The special effects look a bit dated, especially compared to the utterly amazing sequences in more recent Mission Impossible films, such as Cruise climbing the side of the world’s tallest building, the Burj Khalifa in Dubai, in Ghost Protocol (2011). But it’s still pretty exciting, and the wind and G-Forces contorting Cruise’s face impressively convey how fast these high-speed trains really move.
Bong Joon-Ho’s modern sci-fi classic uses a train as an allegory for a world riven by class differences. Perhaps it’s a bit of an obvious one, given that trains are already stratified into economic classes based on fare, but it doesn’t matter when it’s this effective.
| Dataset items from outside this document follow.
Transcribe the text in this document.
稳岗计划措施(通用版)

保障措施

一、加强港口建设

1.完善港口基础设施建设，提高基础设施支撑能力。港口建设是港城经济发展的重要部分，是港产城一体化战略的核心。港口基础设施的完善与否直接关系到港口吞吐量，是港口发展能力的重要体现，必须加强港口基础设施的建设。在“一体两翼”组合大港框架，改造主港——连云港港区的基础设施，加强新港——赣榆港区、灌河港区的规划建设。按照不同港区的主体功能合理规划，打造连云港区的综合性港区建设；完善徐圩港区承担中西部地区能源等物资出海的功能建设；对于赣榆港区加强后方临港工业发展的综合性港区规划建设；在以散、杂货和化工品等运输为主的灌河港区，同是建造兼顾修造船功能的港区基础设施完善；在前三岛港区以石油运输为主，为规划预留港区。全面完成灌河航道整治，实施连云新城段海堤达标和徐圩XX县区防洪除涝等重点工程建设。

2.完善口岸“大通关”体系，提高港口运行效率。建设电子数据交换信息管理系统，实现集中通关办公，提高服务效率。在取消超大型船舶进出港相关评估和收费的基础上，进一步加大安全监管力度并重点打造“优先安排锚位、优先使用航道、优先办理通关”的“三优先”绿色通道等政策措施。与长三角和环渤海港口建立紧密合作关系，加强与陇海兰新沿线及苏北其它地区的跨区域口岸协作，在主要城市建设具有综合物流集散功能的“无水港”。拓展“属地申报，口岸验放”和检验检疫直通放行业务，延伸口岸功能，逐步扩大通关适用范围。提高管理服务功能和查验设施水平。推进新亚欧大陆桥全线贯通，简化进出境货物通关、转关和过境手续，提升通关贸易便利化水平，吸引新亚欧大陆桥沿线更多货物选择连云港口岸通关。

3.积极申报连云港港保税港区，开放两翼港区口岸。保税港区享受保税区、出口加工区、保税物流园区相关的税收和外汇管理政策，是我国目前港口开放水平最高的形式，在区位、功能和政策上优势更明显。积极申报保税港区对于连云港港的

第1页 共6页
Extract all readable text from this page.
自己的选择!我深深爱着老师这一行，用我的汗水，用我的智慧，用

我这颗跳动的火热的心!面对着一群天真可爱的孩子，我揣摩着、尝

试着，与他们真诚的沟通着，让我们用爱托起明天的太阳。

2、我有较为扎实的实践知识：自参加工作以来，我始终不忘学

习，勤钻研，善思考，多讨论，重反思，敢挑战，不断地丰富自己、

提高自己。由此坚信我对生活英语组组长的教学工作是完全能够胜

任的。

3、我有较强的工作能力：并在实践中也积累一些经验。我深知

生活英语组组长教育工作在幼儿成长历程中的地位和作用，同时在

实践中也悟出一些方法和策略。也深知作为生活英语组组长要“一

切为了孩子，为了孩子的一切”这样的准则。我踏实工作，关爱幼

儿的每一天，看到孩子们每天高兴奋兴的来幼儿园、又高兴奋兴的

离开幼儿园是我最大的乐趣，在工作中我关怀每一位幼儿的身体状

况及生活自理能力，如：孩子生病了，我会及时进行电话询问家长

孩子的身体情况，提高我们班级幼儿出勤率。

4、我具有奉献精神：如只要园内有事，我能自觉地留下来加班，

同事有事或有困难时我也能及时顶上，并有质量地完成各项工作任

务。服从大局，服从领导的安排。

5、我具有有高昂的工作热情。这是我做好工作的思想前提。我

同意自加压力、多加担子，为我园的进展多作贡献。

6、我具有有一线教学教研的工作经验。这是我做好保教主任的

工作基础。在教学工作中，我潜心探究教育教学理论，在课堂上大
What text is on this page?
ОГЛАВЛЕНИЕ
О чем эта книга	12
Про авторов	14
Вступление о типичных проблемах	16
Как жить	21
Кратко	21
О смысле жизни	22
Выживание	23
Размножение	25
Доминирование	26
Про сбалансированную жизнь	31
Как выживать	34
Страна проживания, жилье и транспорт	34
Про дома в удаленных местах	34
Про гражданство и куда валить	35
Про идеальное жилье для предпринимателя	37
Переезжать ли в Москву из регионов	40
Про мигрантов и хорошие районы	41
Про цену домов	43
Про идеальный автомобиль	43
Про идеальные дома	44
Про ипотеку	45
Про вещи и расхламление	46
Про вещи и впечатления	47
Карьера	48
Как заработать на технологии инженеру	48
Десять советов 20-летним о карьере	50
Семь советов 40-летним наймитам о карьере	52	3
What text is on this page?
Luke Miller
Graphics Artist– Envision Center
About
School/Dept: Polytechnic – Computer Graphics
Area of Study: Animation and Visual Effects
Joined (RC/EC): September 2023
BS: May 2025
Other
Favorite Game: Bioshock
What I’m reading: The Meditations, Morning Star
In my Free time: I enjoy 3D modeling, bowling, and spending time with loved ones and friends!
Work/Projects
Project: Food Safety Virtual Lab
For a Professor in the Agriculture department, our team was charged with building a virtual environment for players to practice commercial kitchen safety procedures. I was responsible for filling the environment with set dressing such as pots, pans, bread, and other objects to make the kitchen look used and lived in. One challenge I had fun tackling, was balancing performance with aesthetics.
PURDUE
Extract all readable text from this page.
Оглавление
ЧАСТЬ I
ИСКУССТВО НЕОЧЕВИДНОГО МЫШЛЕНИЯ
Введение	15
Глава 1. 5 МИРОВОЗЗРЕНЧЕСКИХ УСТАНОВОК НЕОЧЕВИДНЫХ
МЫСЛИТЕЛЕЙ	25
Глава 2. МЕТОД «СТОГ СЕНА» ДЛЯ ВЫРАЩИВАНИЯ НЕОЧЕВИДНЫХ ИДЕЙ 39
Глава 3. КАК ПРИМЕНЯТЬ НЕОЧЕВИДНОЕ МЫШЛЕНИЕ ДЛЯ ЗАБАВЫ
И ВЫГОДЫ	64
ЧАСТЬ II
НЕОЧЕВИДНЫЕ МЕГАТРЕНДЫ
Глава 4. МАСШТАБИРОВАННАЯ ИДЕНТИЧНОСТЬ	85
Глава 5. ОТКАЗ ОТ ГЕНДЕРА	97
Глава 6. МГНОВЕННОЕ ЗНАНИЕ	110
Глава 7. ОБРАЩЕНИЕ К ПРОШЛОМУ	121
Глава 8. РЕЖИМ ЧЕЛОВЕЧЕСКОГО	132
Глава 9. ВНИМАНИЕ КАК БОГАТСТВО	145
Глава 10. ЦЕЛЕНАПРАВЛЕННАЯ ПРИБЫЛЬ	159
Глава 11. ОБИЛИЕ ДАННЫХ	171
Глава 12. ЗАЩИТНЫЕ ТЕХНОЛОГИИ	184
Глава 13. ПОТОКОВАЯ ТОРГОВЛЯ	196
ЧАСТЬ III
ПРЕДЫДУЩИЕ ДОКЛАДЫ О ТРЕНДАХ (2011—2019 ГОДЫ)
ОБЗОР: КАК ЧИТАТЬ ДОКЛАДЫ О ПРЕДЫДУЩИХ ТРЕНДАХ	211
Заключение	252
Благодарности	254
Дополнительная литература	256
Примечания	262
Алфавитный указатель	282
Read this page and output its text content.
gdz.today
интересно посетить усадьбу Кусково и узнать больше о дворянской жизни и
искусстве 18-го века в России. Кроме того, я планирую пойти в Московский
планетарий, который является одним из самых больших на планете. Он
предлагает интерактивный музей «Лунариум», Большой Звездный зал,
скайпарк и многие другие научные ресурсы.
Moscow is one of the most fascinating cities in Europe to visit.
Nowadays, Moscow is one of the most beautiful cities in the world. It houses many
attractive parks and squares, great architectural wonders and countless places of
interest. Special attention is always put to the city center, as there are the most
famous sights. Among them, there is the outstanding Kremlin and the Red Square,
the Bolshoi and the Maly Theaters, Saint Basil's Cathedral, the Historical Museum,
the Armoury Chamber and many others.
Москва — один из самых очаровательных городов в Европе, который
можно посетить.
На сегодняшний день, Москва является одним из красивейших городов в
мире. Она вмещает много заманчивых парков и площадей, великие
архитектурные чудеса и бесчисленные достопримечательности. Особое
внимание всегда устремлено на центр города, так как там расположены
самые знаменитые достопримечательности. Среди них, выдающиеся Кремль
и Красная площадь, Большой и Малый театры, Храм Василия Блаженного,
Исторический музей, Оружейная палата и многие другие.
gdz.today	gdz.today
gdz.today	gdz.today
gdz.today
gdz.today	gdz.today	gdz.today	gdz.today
The train in Snowpiercer also has the distinction of being the last one in the world, chugging humanity’s few survivors through a climate change-induced ice age that can no longer sustain life.
Chris Evans plays the leader of the proletariat who occupy the wretched rear of the train and eventually revolt against their oppressive overlords (which include Tilda Swinton as a nasty fascist in oversized glasses). As they commandeer the locomotive car by car, they are stunned to discover the lush and opulent environments of the rich. Joon-Ho imagines a chilling Orwellian dystopia which — like any Marxist manifesto worth its salt — suggests that to start fresh you need to wreck the whole machine.
Train to Busan (2016)
Zombies on a train? Any New Yorker will tell you it’s a common experience, especially before 9 a.m., though perhaps not quite so deadly as the zombie apocalypse that breaks out during a high-speed trip from Seoul to Busan in this movie. Like many Korean films, Train to Busan has a father at its heart (Gong Yoo) who must protect an adorable child (Kim Su-an), thereby learning to be…all together now…a better man.
Given their essential inertness as characters, you’d think that zombies would have worn out their welcome as horror subjects long ago. But their persistent popularity means that filmmakers continue to invent new scenarios in which the bloody-mouthed louts can mindlessly infect their brethren. Train to Busan is one of the most inventive and entertaining thus far and makes a perfect capper to our classic movies about trains list.